Quel bonheur de revoir sur grand écran le travail de Pierre Lemaitre ! « Couleurs de l’Incendie » est la suite de « Au revoir là-Haut », mais le seul personnage qui subsiste entre les deux films c’est celui, central, de Madeleine Péricourt, le changement de casting ne pose donc pas réellement problème. Clovis Cornillac, derrière la caméra, nous offre du grand spectacle pendant presque 2h15. Son film est indéniablement ambitieux, par la reconstitution, par l’ampleur de certaines scènes, par l’importance du casting, par le soin apporté aux décors, aux accessoires, aux costumes. Sa réalisation est très professionnelle, on sent qu’il cherche en permanence le bon plan séquence (en ouverture), le bon travelling, la bonne ambiance aussi. C’est bien de voir sur écran géant un film ambitieux dans la forme, qui n’hésite pas à présenter des scènes avec beaucoup de figurants (la scène de l’Opéra à Berlin). La musique lyrique est omniprésente dans le film, peut –être un tout petit peu trop à mon gout. C’est normal car l’art lyrique tient une place importante dans la vie de Paul Péricourt et donc dans le film, mais les scènes chantées sont nombreuses, parfois assez longues et en plus, Cornillac en rajoute encore en musique de fond dans plusieurs scènes. Ça fait un peu beaucoup pour moi, qui ne suis pas une grande fan de chant lyrique. On va dire que l’omniprésence de la musique, parfois un peu trop forte, est le seul petit bémol technique que je trouve à son film. Sinon, l’humour (qui est omniprésent dans l’œuvre de Pierre Lemaitre) n’a pas été oublié même si on sent qu’il n’a pas joué cette carte autant qu’il aurait pu le faire. C’est peut-être un peu dommage car pour le reste, l’adaptation au roman est d’une fidélité presque totale. Il ne s’éloigne du livre que sur des petits détails. En même temps, quand on a l’auteur lui-même comme scénariste, c’est un peu normal. Au casting, il offre à la merveilleuse Léa Drucker le rôle de Madeleine, un rôle à la mesure de son talent, une femme blessée, manipulée et fragilisée qui prends son destin en main
et fomente lentement sa vengeance, tel un Monte Christo de l’entre deux-guerre
. Elle est merveilleuse de force et dignité, cette Madeleine-ci. A ses côté, Benoit Poelvoorde et Olivier Gourmet incarnent des hommes
que le dépit amoureux (pour le premier) et la vénalité (pour le second)

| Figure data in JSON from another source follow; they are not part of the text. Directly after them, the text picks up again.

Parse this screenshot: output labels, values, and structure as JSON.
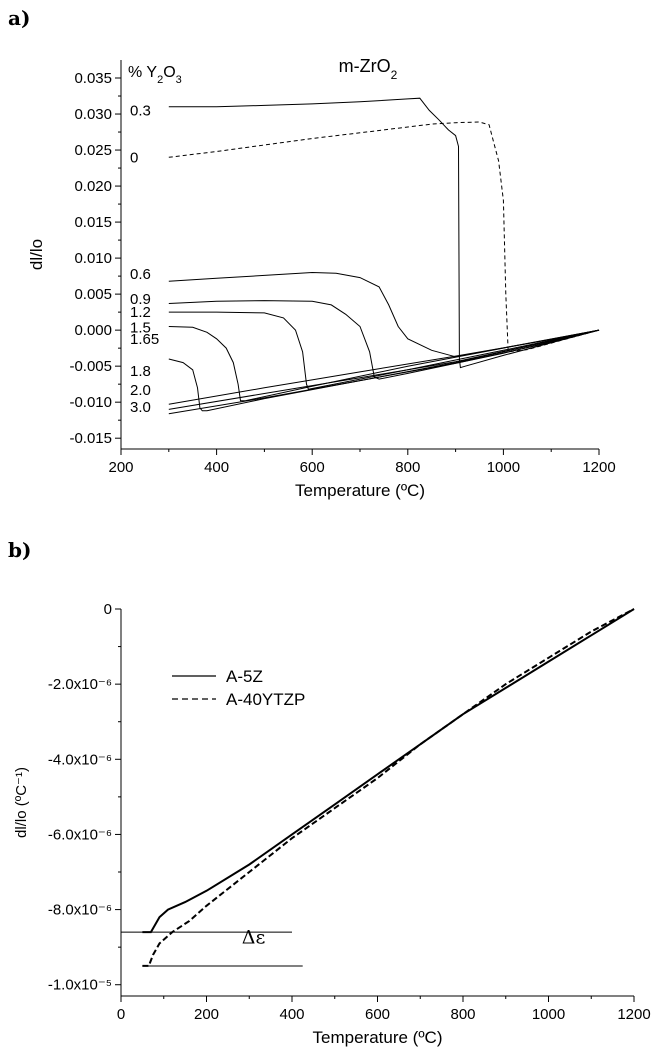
{
  "panels": [
    {
      "label": "a)"
    },
    {
      "label": "b)"
    }
  ],
  "colors": {
    "axis": "#000000",
    "curve": "#000000",
    "background": "#ffffff"
  },
  "chart_data": [
    {
      "type": "line",
      "title": "m-ZrO",
      "title_sub": "2",
      "legend_title": {
        "prefix": "% Y",
        "sub1": "2",
        "mid": "O",
        "sub2": "3"
      },
      "xlabel": "Temperature (ºC)",
      "ylabel": "dl/lo",
      "xlim": [
        200,
        1200
      ],
      "ylim": [
        -0.0165,
        0.0375
      ],
      "xticks": [
        200,
        400,
        600,
        800,
        1000,
        1200
      ],
      "xtick_labels": [
        "200",
        "400",
        "600",
        "800",
        "1000",
        "1200"
      ],
      "yticks": [
        -0.015,
        -0.01,
        -0.005,
        0.0,
        0.005,
        0.01,
        0.015,
        0.02,
        0.025,
        0.03,
        0.035
      ],
      "ytick_labels": [
        "-0.015",
        "-0.010",
        "-0.005",
        "0.000",
        "0.005",
        "0.010",
        "0.015",
        "0.020",
        "0.025",
        "0.030",
        "0.035"
      ],
      "grid": false,
      "series": [
        {
          "name": "0.3",
          "dash": "solid",
          "x": [
            300,
            400,
            500,
            600,
            700,
            800,
            825,
            845,
            865,
            885,
            900,
            906,
            908,
            910,
            920,
            1000,
            1200
          ],
          "y": [
            0.031,
            0.031,
            0.0312,
            0.0314,
            0.0317,
            0.0321,
            0.0322,
            0.0305,
            0.0292,
            0.0278,
            0.027,
            0.0255,
            -0.004,
            -0.0052,
            -0.005,
            -0.0035,
            0.0
          ]
        },
        {
          "name": "0",
          "dash": "dashed",
          "x": [
            300,
            400,
            500,
            600,
            700,
            800,
            850,
            900,
            950,
            970,
            980,
            990,
            1000,
            1005,
            1010,
            1050,
            1200
          ],
          "y": [
            0.024,
            0.0248,
            0.0257,
            0.0266,
            0.0274,
            0.0282,
            0.0286,
            0.0288,
            0.0289,
            0.0285,
            0.026,
            0.0235,
            0.018,
            0.005,
            -0.003,
            -0.0027,
            0.0
          ]
        },
        {
          "name": "0.6",
          "dash": "solid",
          "x": [
            300,
            400,
            500,
            600,
            650,
            700,
            740,
            760,
            780,
            800,
            850,
            900,
            1200
          ],
          "y": [
            0.0068,
            0.0072,
            0.0076,
            0.008,
            0.0079,
            0.0073,
            0.006,
            0.0035,
            0.0005,
            -0.0012,
            -0.0028,
            -0.0037,
            0.0
          ]
        },
        {
          "name": "0.9",
          "dash": "solid",
          "x": [
            300,
            400,
            500,
            600,
            640,
            670,
            700,
            720,
            730,
            740,
            800,
            1000,
            1200
          ],
          "y": [
            0.0037,
            0.004,
            0.0041,
            0.004,
            0.0035,
            0.0022,
            0.0005,
            -0.003,
            -0.0065,
            -0.0068,
            -0.006,
            -0.0032,
            0.0
          ]
        },
        {
          "name": "1.2",
          "dash": "solid",
          "x": [
            300,
            400,
            500,
            540,
            565,
            580,
            588,
            592,
            600,
            800,
            1000,
            1200
          ],
          "y": [
            0.0025,
            0.0025,
            0.0024,
            0.0017,
            0.0,
            -0.003,
            -0.0075,
            -0.0082,
            -0.0081,
            -0.0055,
            -0.0028,
            0.0
          ]
        },
        {
          "name": "1.5",
          "dash": "solid",
          "x": [
            300,
            350,
            380,
            400,
            420,
            435,
            445,
            450,
            460,
            600,
            800,
            1000,
            1200
          ],
          "y": [
            0.0005,
            0.0004,
            -0.0003,
            -0.0012,
            -0.0025,
            -0.0045,
            -0.0075,
            -0.0098,
            -0.0098,
            -0.0078,
            -0.005,
            -0.0025,
            0.0
          ]
        },
        {
          "name": "1.65",
          "dash": "solid",
          "x": [
            300,
            330,
            350,
            360,
            365,
            370,
            380,
            500,
            700,
            900,
            1100,
            1200
          ],
          "y": [
            -0.004,
            -0.0045,
            -0.0055,
            -0.008,
            -0.0108,
            -0.0112,
            -0.0112,
            -0.0095,
            -0.007,
            -0.0045,
            -0.0015,
            0.0
          ]
        },
        {
          "name": "1.8",
          "dash": "solid",
          "x": [
            300,
            500,
            700,
            900,
            1100,
            1200
          ],
          "y": [
            -0.0103,
            -0.008,
            -0.0058,
            -0.0036,
            -0.0013,
            0.0
          ]
        },
        {
          "name": "2.0",
          "dash": "solid",
          "x": [
            300,
            500,
            700,
            900,
            1100,
            1200
          ],
          "y": [
            -0.011,
            -0.0088,
            -0.0066,
            -0.0044,
            -0.0015,
            0.0
          ]
        },
        {
          "name": "3.0",
          "dash": "solid",
          "x": [
            300,
            500,
            700,
            900,
            1100,
            1200
          ],
          "y": [
            -0.0116,
            -0.0094,
            -0.007,
            -0.0046,
            -0.0017,
            0.0
          ]
        }
      ]
    },
    {
      "type": "line",
      "xlabel": "Temperature (ºC)",
      "ylabel": "dl/lo (ºC⁻¹)",
      "xlim": [
        0,
        1200
      ],
      "ylim": [
        -1.03e-05,
        0.0
      ],
      "xticks": [
        0,
        200,
        400,
        600,
        800,
        1000,
        1200
      ],
      "xtick_labels": [
        "0",
        "200",
        "400",
        "600",
        "800",
        "1000",
        "1200"
      ],
      "yticks": [
        0,
        -2e-06,
        -4e-06,
        -6e-06,
        -8e-06,
        -1e-05
      ],
      "ytick_labels": [
        "0",
        "-2.0x10⁻⁶",
        "-4.0x10⁻⁶",
        "-6.0x10⁻⁶",
        "-8.0x10⁻⁶",
        "-1.0x10⁻⁵"
      ],
      "grid": false,
      "legend": {
        "position": "top-left",
        "entries": [
          "A-5Z",
          "A-40YTZP"
        ]
      },
      "annotation": {
        "text": "Δε",
        "x": 310,
        "y": -8.9e-06
      },
      "reference_lines": [
        {
          "y": -8.6e-06,
          "x": [
            0,
            400
          ]
        },
        {
          "y": -9.5e-06,
          "x": [
            50,
            425
          ]
        }
      ],
      "series": [
        {
          "name": "A-5Z",
          "dash": "solid",
          "x": [
            50,
            70,
            80,
            90,
            110,
            150,
            200,
            300,
            400,
            500,
            600,
            700,
            800,
            900,
            1000,
            1100,
            1200
          ],
          "y": [
            -8.6e-06,
            -8.6e-06,
            -8.4e-06,
            -8.2e-06,
            -8e-06,
            -7.8e-06,
            -7.5e-06,
            -6.8e-06,
            -6e-06,
            -5.2e-06,
            -4.4e-06,
            -3.6e-06,
            -2.8e-06,
            -2.1e-06,
            -1.4e-06,
            -7e-07,
            0.0
          ]
        },
        {
          "name": "A-40YTZP",
          "dash": "dashed",
          "x": [
            50,
            65,
            75,
            90,
            120,
            160,
            200,
            300,
            400,
            500,
            600,
            700,
            800,
            900,
            1000,
            1100,
            1200
          ],
          "y": [
            -9.5e-06,
            -9.5e-06,
            -9.2e-06,
            -8.9e-06,
            -8.6e-06,
            -8.3e-06,
            -7.9e-06,
            -7e-06,
            -6.1e-06,
            -5.3e-06,
            -4.5e-06,
            -3.6e-06,
            -2.8e-06,
            -2e-06,
            -1.3e-06,
            -6e-07,
            0.0
          ]
        }
      ]
    }
  ]
}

ont rendus mauvais. Ils sont deux « méchants » hauts en couleurs, parfois dans l’excès (il y a du De Funès dans certaines scènes de Poelvoorde), souvent pathétiques sans pourtant jamais être totalement détestables. Au final, on les plaint plus qu’on ne les déteste. Clovis Cornillac est un chauffeur observateur et taiseux, complice de Madeleine, taciturne comme il sait le faire à l’écran, Alice Isaaz et (l’encore trop rare) Alban Lenoir complète ce grand casting. Tous ont des rôles écrits, avec du fond et de la complexité, et beaucoup de choses à jouer et à faire passer. Ce n’est pas toujours le cas avec les seconds rôles, parfois réduits au rôle de faire-valoir de la grande vedette. Et puis il y a Fanny Ardant, en chanteuse lyrique en fin de carrière
et qui s’offre un final éblouissant à Berlin, devant tout le gratin du IIIème Reich. Rien que pour la force de cette scène, elle mérite une mention spéciale.
« Couleurs de l’Incendie », c’est l’histoire d’une femme qui prend son destin en main, une femme que la crise de 1929 et la duplicité des hommes qui l’entourent ont ruinée, une femme dont le fils a voulu mourir sans qu’elle comprenne pourquoi
(l’explication viendra vers le milieu du film)
, qui subit beaucoup avant de toucher le fond (mais qui reste pourtant toujours digne) et de relever la tête. C’est un portrait de femme dans la tourmente
qui se venge, de façon à la fois tortueuse et flamboyante. Il y a quelque chose de très enthousiasmant dans cette vengeance complexe, dont on ne saisi l’ampleur qu’une fois qu’elle est totalement achevée. Elle ne retrouve pas sa fortune perdue, elle trouve bien davantage : sa fierté et son honneur. Cette vengeance multiforme, qui occupe les 2/3 du film, capte le spectateur jusque dans la dernière scène, pleine de tendresse et de pudeur.
« Couleurs de l’Incendie » est un grand film populaire de qualité, ambitieux sans être prétentieux et qui vous donnera à coup-sur l’envie de découvrir (ou de relire) ce formidable auteur populaire qu’est Pierre Lemaitre.